I've been doing a lot of catch-up reading this summer, much of it on this more recent stuff in English, and mostly in French. My thesis had a couple of chapters that relied on an onomastic approach for building a prosopography. The prosopography is important, because Carolingian administration was based in large part on the use of existing kinship networks among the magnates. Identifying the people and where they fit into those networks is vital to the kind of work I do. It's also frequently dull. It's duller in German. It's pre-global-warming glacier-paced dull in French.

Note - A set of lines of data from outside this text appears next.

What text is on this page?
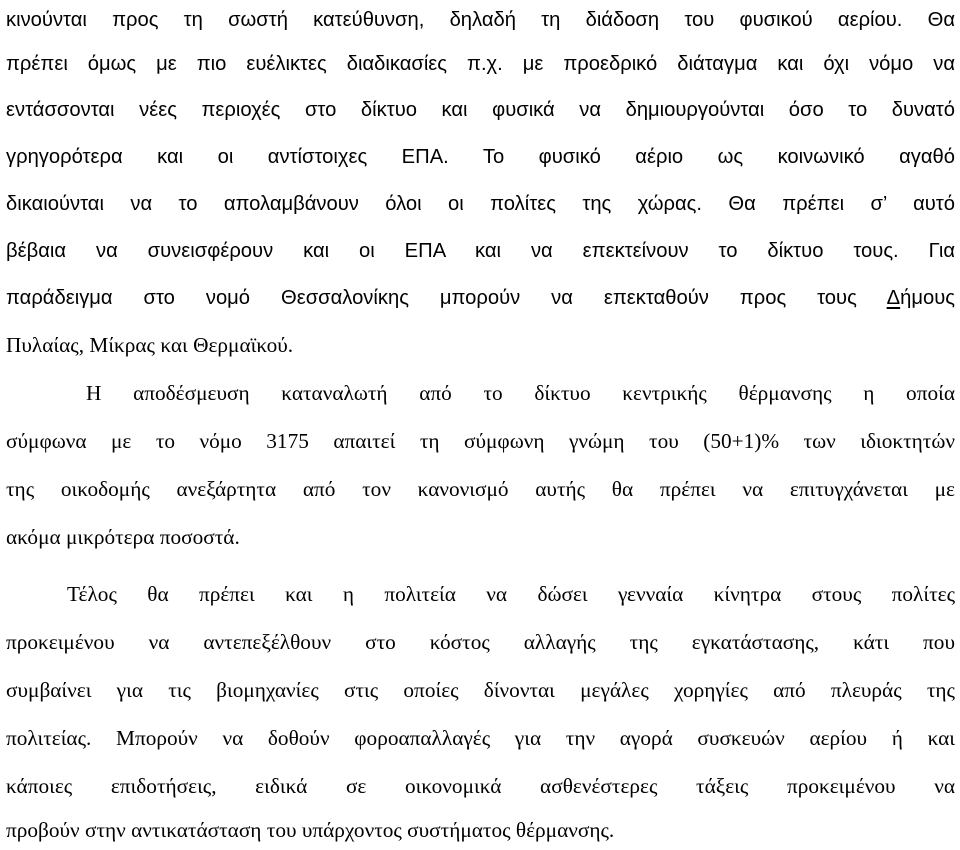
κινούνται προς τη σωστή κατεύθυνση, δηλαδή τη διάδοση του φυσικού αερίου. Θα
πρέπει όμως με πιο ευέλικτες διαδικασίες π.χ. με προεδρικό διάταγμα και όχι νόμο να
εντάσσονται νέες περιοχές στο δίκτυο και φυσικά να δημιουργούνται όσο το δυνατό
γρηγορότερα και οι αντίστοιχες ΕΠΑ. Το φυσικό αέριο ως κοινωνικό αγαθό
δικαιούνται να το απολαμβάνουν όλοι οι πολίτες της χώρας. Θα πρέπει σ’ αυτό
βέβαια να συνεισφέρουν και οι ΕΠΑ και να επεκτείνουν το δίκτυο τους. Για
παράδειγμα στο νομό Θεσσαλονίκης μπορούν να επεκταθούν προς τους Δήμους
Πυλαίας, Μίκρας και Θερμαϊκού.
Η αποδέσμευση καταναλωτή από το δίκτυο κεντρικής θέρμανσης η οποία
σύμφωνα με το νόμο 3175 απαιτεί τη σύμφωνη γνώμη του (50+1)% των ιδιοκτητών
της οικοδομής ανεξάρτητα από τον κανονισμό αυτής θα πρέπει να επιτυγχάνεται με
ακόμα μικρότερα ποσοστά.
Τέλος θα πρέπει και η πολιτεία να δώσει γενναία κίνητρα στους πολίτες
προκειμένου να αντεπεξέλθουν στο κόστος αλλαγής της εγκατάστασης, κάτι που
συμβαίνει για τις βιομηχανίες στις οποίες δίνονται μεγάλες χορηγίες από πλευράς της
πολιτείας. Μπορούν να δοθούν φοροαπαλλαγές για την αγορά συσκευών αερίου ή και
κάποιες επιδοτήσεις, ειδικά σε οικονομικά ασθενέστερες τάξεις προκειμένου να
προβούν στην αντικατάσταση του υπάρχοντος συστήματος θέρμανσης.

So the other night, I finished one of those seemingly seminal articles on family, power, and social structure (and let me tell you, the number of books and articles that have combinations of
famille,
pouvoir, and
structure sociale in the titles are myriad). 30-odd pages that were interesting, but really not necessary to what I am working on except in a "look! citations!" kind of way. What I took away was actually a little disheartening, as it happens. In reconstructing and redefining social relationships and their relationship to political power under the Carolingians, the author built up a picture of a kinship network that stretched throughout much of the Empire. She relied largely on onomastic evidence, supported by documentary and narrative sources, and made a convincing argument. But I think inadvertantly, she also demonstrated the weaknesses of prosopography and onomastics in particular; in fact, she illustrated many of the caveats offered by Werner and Tellenbach on this kind of study. At the same time, she reinforced my own belief that we have to be very careful about using this stuff -- because in Carolingian Europe, all the leading families really
are related to each other. It's therefore very difficult to separate family politics from individual ambition. As I said, it's a bit disheartening, because really, so many of our interpretations of the period are rooted in the idea of family rivalries. Fortunately, it's not an insurmountable problem; look at European politics from the rise of the Habsburgs on, for example. Look at World War I, where a bunch of people related to Queen Victoria were all fighting each other. Hell- look at the Carolingians themselves: being related didn't keep Louis the Pious's sons from fighting each other or their father. So, not insurmountable.
Having said all that, though, I have to say that my marriage to my topic is rocky these days. To get to the parts of it that I love, I have wade through a ton of prosopography that I find increasingly meaningless. The effort of daily maintenance makes me wonder if I really want to keep the relationship going. Fortunately, I suspect that getting back to our roots, the sources themselves, will renew my enjoyment of the topic, and maybe get us back to where we can put the prosopography in its proper place, as a necessary, if dull, support, and not the the primary focus.